Less than a week away from the start of the new school year, the government is short on teachers.
Every year, the government struggles to recruit enough instructors to keep pace with enrolment rates and replace those who have retired, left teaching or passed away. The shortage is particularly acute at the primary school level, where the average student-to-teacher ratio ranks worse than any country outside of Africa.
This year, just 4,739 new recruits are slated to join the public school ranks, shy of both the Education Ministry’s goals and international standards.
In order to ensure teachers are not overwhelmed, UNESCO recommends the ratio of students to teachers be kept at 40 to one or below. But in Cambodia’s primary schools, the average is 46.2 students for every teacher, with some provinces exceeding 62 students in a class managed by a single instructor, government data shows.
To amend the student-to-teacher ratio, the ministry would need an additional 6,950 primary school teachers. And to make up for the teachers estimated to retire, resign and pass away annually, the ministry also requires 3,120 new teachers. The recruited number is less than half the needed amount.
“We acknowledge that we have some issues with the number of teachers, especially in the remote areas, and we are working to fix that,” said Education Ministry spokesman Ros Salin, adding that bulking up the number of instructors is a secondary concern.
“We need to first prioritise remobilisation so that we do not continue to have too many teachers in some places and a shortage in others,” he said.
In addition to providing monetary subsidies to encourage teachers to accept placements in more remote areas, the ministry is also considering building teachers’ houses.
But teaching, perceived as a chronically underpaid and underappreciated profession, is not a particularly attractive job option in any location, according to the NGO Education Partnership.
“[Graduates] don’t want to become teachers because they see that their schools aren’t working very well; the teachers lack resources and support,” said Colin Anderson, a technical adviser at the partnership.
Educators’ extremely low wages, especially at the primary level, keep would-be teachers vying for more money elsewhere.
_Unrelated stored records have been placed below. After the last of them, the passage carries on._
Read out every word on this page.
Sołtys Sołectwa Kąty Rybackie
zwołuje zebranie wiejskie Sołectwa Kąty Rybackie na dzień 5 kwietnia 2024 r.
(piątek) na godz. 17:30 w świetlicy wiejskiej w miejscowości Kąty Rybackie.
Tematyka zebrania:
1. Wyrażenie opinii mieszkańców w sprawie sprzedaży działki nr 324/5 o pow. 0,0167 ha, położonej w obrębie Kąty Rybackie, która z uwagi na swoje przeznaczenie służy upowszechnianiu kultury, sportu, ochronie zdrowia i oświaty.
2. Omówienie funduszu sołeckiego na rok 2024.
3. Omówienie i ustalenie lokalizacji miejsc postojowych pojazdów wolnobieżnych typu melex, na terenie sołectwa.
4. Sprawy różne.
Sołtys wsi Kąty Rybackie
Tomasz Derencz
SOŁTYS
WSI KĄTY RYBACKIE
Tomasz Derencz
“I think teaching is not seen as a desirable profession while we continue to have a low salary, but the cost of [living expenses] is very high,” said Pot Sareoun, a principal and primary school teacher in Phnom Prek district, Battambang, where he has 50 students per class.
“It is so hard for us to teach so many students in one class . . . but we will try to do it as best we can. I hope the ministry recruits more [teachers], and I hope they will send them to our school, too,” he said.